For instance, if I were to say, “our civilization has lost contact with its spiritual roots,” many people would assume that I meant that we were not in close touch with earlier civilizations, such as the Romans and Greeks. In other words they would think that “spiritual roots” was a synonym for “heritage.”
If I were to say, “our civilization has lost contact with the reality of spiritual life,” many would assume that I meant merely that people weren’t as religiously observant as former generations.
“Our civilization wrongly construes the nature of reality” would strike them perhaps as a different sentence and a different subject altogether.
Religion is designed to help individuals give birth to the higher self. When, instead, it degenerates into ungrounded automatic belief, or lip service, it loses its transformative power, and perhaps never regains it. It has been said that the gods never return to reinhabit the dwellings they have abandoned. But if old forms die, the ever-living reality does not — and that means that it must continually find new living expression.
To regain access to our spiritual heritage, we need to find the inner key to our spiritual tradition. I am convinced that Dr. Jung found it, or a large part of it.
April 30th, 2008 at 12:49 am
Hi Frank! Interesting article and has me greatly interested in Robert Clarke. I’m following the same path as he did and facing the very same issue - what we see as intuitives just isn’t visible or real to the vast majority who are extraverted sensing or thinking types - the “reality” types. I’m just entering the world of motivational speaking and here the whole issue comes to a head. People are craving inspirational speakers and they are inspired afterwards .. for a week at most. The trouble is that the speakers call for a transformation but they do so in entirely rationalistic terms, being realists.

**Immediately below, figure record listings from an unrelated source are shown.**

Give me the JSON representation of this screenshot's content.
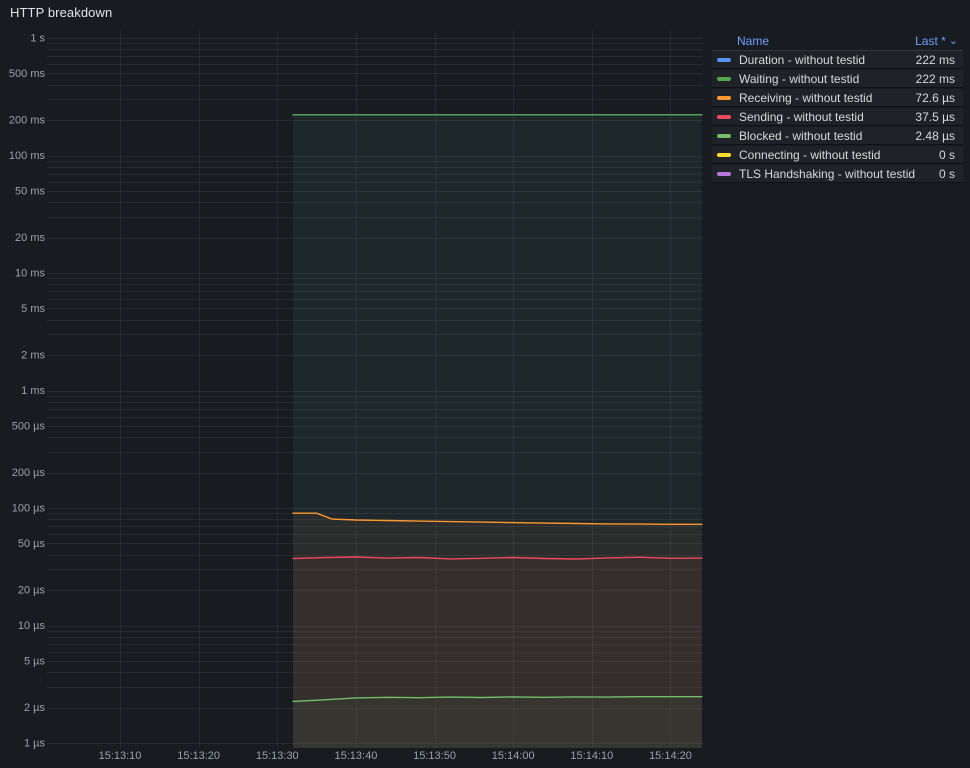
{
  "panel": {
    "title": "HTTP breakdown"
  },
  "legend": {
    "name_header": "Name",
    "value_header": "Last *",
    "sort_icon": "⌄"
  },
  "colors": {
    "background": "#181B1F",
    "grid": "rgba(201,219,238,0.08)",
    "axis_text": "#9DA1A9",
    "link_text": "#6E9FFF"
  },
  "chart_data": {
    "type": "line",
    "title": "HTTP breakdown",
    "y_scale": "log10",
    "legend_position": "right-table",
    "grid": "on",
    "x_ticks": [
      "15:13:10",
      "15:13:20",
      "15:13:30",
      "15:13:40",
      "15:13:50",
      "15:14:00",
      "15:14:10",
      "15:14:20"
    ],
    "y_ticks": [
      {
        "label": "1 s",
        "value_us": 1000000
      },
      {
        "label": "500 ms",
        "value_us": 500000
      },
      {
        "label": "200 ms",
        "value_us": 200000
      },
      {
        "label": "100 ms",
        "value_us": 100000
      },
      {
        "label": "50 ms",
        "value_us": 50000
      },
      {
        "label": "20 ms",
        "value_us": 20000
      },
      {
        "label": "10 ms",
        "value_us": 10000
      },
      {
        "label": "5 ms",
        "value_us": 5000
      },
      {
        "label": "2 ms",
        "value_us": 2000
      },
      {
        "label": "1 ms",
        "value_us": 1000
      },
      {
        "label": "500 µs",
        "value_us": 500
      },
      {
        "label": "200 µs",
        "value_us": 200
      },
      {
        "label": "100 µs",
        "value_us": 100
      },
      {
        "label": "50 µs",
        "value_us": 50
      },
      {
        "label": "20 µs",
        "value_us": 20
      },
      {
        "label": "10 µs",
        "value_us": 10
      },
      {
        "label": "5 µs",
        "value_us": 5
      },
      {
        "label": "2 µs",
        "value_us": 2
      },
      {
        "label": "1 µs",
        "value_us": 1
      }
    ],
    "y_range_us": [
      1,
      1200000
    ],
    "series": [
      {
        "name": "Duration - without testid",
        "color": "#5794F2",
        "last": "222 ms",
        "times": [
          "15:13:32",
          "15:14:24"
        ],
        "values_us": [
          222000,
          222000
        ]
      },
      {
        "name": "Waiting - without testid",
        "color": "#56A64B",
        "last": "222 ms",
        "times": [
          "15:13:32",
          "15:14:24"
        ],
        "values_us": [
          222000,
          222000
        ]
      },
      {
        "name": "Receiving - without testid",
        "color": "#FF9830",
        "last": "72.6 µs",
        "times": [
          "15:13:32",
          "15:13:35",
          "15:13:37",
          "15:13:40",
          "15:13:44",
          "15:13:48",
          "15:13:52",
          "15:13:56",
          "15:14:00",
          "15:14:04",
          "15:14:08",
          "15:14:12",
          "15:14:16",
          "15:14:20",
          "15:14:24"
        ],
        "values_us": [
          90.3,
          90.3,
          80.5,
          79.0,
          78.2,
          77.4,
          76.6,
          75.8,
          75.1,
          74.4,
          73.8,
          73.3,
          72.9,
          72.7,
          72.6
        ]
      },
      {
        "name": "Sending - without testid",
        "color": "#F2495C",
        "last": "37.5 µs",
        "times": [
          "15:13:32",
          "15:13:36",
          "15:13:40",
          "15:13:44",
          "15:13:48",
          "15:13:52",
          "15:13:56",
          "15:14:00",
          "15:14:04",
          "15:14:08",
          "15:14:12",
          "15:14:16",
          "15:14:20",
          "15:14:24"
        ],
        "values_us": [
          37.2,
          37.8,
          38.3,
          37.5,
          37.9,
          36.9,
          37.3,
          37.9,
          37.2,
          36.8,
          37.6,
          38.1,
          37.3,
          37.5
        ]
      },
      {
        "name": "Blocked - without testid",
        "color": "#73BF69",
        "last": "2.48 µs",
        "times": [
          "15:13:32",
          "15:13:36",
          "15:13:40",
          "15:13:44",
          "15:13:48",
          "15:13:52",
          "15:13:56",
          "15:14:00",
          "15:14:04",
          "15:14:08",
          "15:14:12",
          "15:14:16",
          "15:14:20",
          "15:14:24"
        ],
        "values_us": [
          2.26,
          2.33,
          2.42,
          2.45,
          2.43,
          2.46,
          2.44,
          2.47,
          2.45,
          2.47,
          2.46,
          2.48,
          2.48,
          2.48
        ]
      },
      {
        "name": "Connecting - without testid",
        "color": "#FADE2A",
        "last": "0 s",
        "times": [
          "15:13:32",
          "15:14:24"
        ],
        "values_us": [
          0,
          0
        ]
      },
      {
        "name": "TLS Handshaking - without testid",
        "color": "#B877D9",
        "last": "0 s",
        "times": [
          "15:13:32",
          "15:14:24"
        ],
        "values_us": [
          0,
          0
        ]
      }
    ]
  }
}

But the transformation has to come from deep in the unconscious psyche to be lasting, this is the source of transformation and … most people don’t even know that it exists. They are separated from their own inner spirituality. Religion no longer connects them to this, and the religious myths no longer have transformative power. The challenge is huge - to reawaken the spirit of the people of today, to take the process of transformation and make it real to the modern mind. It can be done but from a place of humility and by speaking in the language and logic of today but “transforming” it - fertilizing it with the power of the unconscious. Best Wishes!
April 30th, 2008 at 11:35 am
I agree with you entirely. My personal blog (frankdemarco.wordpress.com) is entitled “I of my own knowledge…” because in our day we have been let down by the materialist culture, and the religious terms we grew up with no longer speak to us. So what do we do? We can only find our own meaning through personal experience–not from dogma whether religious or non-religious or anti-religious. But the odd thing (perhaps not so odd when you think of it) is that religious dogma contains a valid description of reality: It just needs to be translated into terms that we can hear today. In a modest way that’s what I’m trying to do.